While the rest of the TV schedule has always been stocked full of pretty boys and gals, Saturday Night Live was always the refuge of average-to-homely-looking, but very funny, people. Think John Belushi, Dan Akroyd, Gilda Radner, Bill Murray, Chevy Chase, Eddie Murphy, Joe Piscopo, Billy Crystal, Mike Myers, Adam Sandler, Will Farrell, etc., etc., etc. Then came along Jimmy Fallon, who wasn’t that funny, appeared kinda dumb, and who clearly out of his league co-hosting Weekend Update with the brilliant Tina Fey. When he got his own show — the sacred Letterman/O’Brien slot! — I was furious at the unfairness. But the show has grown on me. And some moments have been truly inspired, like his imitation of Neil Young singing Willow Smith’s “”Whip My Hair” with the real Bruce Springsteen. Then I started catching him on SNL repeats; and I concluded that this pretty boy was really talented. His imitation of Adam Sandler was pitch perfect, and don’t forget his recurring hilarious turn as Barry Gibb on the Barry Gibb Talk Show with…
OK, I admit. I really wanted to hate this guy. A Mousketeer. Insipid boy band member-turned-hip hop impresario. And the women!
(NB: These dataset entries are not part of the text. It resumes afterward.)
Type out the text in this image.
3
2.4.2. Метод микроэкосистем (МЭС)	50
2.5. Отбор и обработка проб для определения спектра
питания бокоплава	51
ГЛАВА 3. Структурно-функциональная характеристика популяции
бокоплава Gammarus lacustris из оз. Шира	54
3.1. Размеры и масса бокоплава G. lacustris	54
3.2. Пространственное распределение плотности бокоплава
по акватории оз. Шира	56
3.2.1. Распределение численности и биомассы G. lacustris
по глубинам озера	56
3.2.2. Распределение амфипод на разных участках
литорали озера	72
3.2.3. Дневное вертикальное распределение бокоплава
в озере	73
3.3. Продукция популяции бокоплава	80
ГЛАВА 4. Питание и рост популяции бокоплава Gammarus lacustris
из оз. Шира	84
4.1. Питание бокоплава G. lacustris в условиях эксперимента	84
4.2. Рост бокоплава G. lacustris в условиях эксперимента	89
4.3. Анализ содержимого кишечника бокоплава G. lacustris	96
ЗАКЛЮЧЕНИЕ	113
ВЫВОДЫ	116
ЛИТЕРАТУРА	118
From deflowering Britney Spears to taming Cameron Diaz, to squiring Jessica Biel to now romancing Elisha Cuthbert…or is it Mila Kunis? (For a precise update on JT’s love life, check out this important web site.) It has to be his looks, it couldn’t have been talent, right? Well, then he appears as a guest host on Saturday Night Live (Does this show seem to always be the way to my heart?), and it turns out that he is really, really talented, and pretty damn funny. This parody of Beyonce “Single Ladies” video has it all — his good looks, his incredible dance skills, his skillful comic timing, and best of all, his Will Farrell-like willingness to make himself look like a complete idiot to win a laugh. Mark me down as a fan-boy of the prettiest of the pretty boys. Just don’t make me ever watch again that awful movie he did with Mike Myers. At least it shows that he’s not perfect.
OK, RP Nation, whom did I miss? Or let me know of celebrities you unfairly demonized, until you realized the error of your ways.